Some American people
a SUIT column by Chris Jungle

I'm tired of politicians, pseudo-politicians, and any other fools who use the phrase 'The American People' as if we could be clumped into one all-encompassing statement. I apologize to everyone who already knew this, but I feel this point needs to be beaten into a few narrow-minded heads. Sometimes I preach to the choir because they're the only ones listening.

And the list begins:

Some American people like the president. Some really like the president and will defend him under any circumstance. Some even have affairs with presidents. Some people never meet the president. Some dislike him. Some work night and day to humiliate and kick him out of office. Some try to shoot the president. Some vote only in presidential elections. Some people don't vote or even care about anything political at all.

Some American people want to work and strive as hard they can to achieve a goal. Others would prefer not to be competitive at all. Some people are criminals until they are put in jail. Some are criminals no matter what happens to them. Some cuss when other people drive poorly and cut them off--some cuss all the time. Some cuss to prove a point while others swear when they have nothing to say at all.

Some American people wait until they're married to have sexual intercourse. Some try it the first chance they get. Some people only have sex with people they love, and others have sex with those they cannot respect. Some people go to strip joints, go to adult bookstores, or enjoy Internet porn. Some people give up sex for religion. Some people think oral sex is disgusting while others get immensely aroused at the slightest thought of it. Some pay money for sex, some pay time, some pay respect, and some pay anything and everything they have. There's even some people who go through life never having sex.

Some American people believe in the devout worship of God, believe in God but not religion, in religion and not God, pray everyday, or choose special moments to pray. Some people are Catholics, Methodists, Baptists, Lutheran, Presbyterian, Mormon, Jehovah's Witness, or a mish-mash of all of the Christian sects. Some people aren't Christians at all. Some people are religious in ways you will never understand. Some are agnostic, or don't believe in anything at all.

Some American people travel in their free time while others watch TV. Some take prescription drugs or alcohol to relax while others consume something considered illegal. Some watch many hours of television while others read or do sporting activities. Some buy lottery tickets. Some dream. Some people do nothing during their free time while others have none to spend at all.

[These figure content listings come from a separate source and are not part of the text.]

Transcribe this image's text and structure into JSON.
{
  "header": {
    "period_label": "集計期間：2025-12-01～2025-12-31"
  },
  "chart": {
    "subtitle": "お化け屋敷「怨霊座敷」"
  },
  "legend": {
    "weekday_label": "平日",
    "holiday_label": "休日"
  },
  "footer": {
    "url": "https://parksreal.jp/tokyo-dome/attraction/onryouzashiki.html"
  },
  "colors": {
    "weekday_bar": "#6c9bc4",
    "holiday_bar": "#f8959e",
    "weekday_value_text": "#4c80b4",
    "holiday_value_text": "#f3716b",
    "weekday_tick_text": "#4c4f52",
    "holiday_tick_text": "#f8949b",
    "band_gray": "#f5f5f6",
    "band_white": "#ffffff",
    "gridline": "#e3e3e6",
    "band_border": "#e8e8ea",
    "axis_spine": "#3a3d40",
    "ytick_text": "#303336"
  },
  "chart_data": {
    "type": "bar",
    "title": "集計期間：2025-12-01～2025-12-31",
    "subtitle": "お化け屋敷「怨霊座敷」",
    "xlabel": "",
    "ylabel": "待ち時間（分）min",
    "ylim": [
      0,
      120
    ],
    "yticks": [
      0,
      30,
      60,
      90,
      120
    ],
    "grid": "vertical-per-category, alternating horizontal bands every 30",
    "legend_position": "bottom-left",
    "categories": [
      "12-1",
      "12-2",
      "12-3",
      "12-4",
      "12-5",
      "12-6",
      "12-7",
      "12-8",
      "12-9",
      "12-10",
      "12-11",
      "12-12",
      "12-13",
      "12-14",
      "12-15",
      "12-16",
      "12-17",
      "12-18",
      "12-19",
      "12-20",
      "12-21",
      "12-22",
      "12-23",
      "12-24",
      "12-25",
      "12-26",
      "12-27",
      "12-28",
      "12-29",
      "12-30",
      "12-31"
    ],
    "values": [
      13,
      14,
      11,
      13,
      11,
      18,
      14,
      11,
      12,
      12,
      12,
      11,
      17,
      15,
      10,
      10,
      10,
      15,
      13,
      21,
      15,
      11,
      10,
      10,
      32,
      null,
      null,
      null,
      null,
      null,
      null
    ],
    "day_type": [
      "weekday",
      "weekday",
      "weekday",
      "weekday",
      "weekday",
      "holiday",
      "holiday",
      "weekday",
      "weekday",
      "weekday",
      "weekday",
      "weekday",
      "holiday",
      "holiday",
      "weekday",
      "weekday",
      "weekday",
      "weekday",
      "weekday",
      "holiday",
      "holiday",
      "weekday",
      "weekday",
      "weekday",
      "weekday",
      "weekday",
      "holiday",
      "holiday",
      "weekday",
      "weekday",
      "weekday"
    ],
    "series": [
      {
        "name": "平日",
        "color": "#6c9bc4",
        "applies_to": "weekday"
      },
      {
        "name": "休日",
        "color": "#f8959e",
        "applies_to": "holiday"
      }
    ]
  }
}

Some American people are athletic, lazy, brilliant, stupid, psychotic, helpful, generous, stingy, racist, accepting, fat, beautiful, sharp, hard working, cunning, foolish, greedy, predictable, narcissistic, hideous, full of dreams, strung out, sweet, pleasant, incoherent, tall, stocky, wonderful, boring, mediocre, wise, lame, bitchy, cocky, smelly, filthy, unquestionably right, and embarrassingly wrong.

Some American people are folks you want to spend the rest of your life being with, while others you wished never existed. The American people are everything. We want everything, love everything, hate everything, know everything, and do everything. We are both extremes on every issue and everything in between.

'The American People' are what we are. No one can accurately and fully explain what we want or need. Some American people already knew that without this list.

Chris Jungle has now completed the 'Beating a dead horse' section of the test for his columnist license.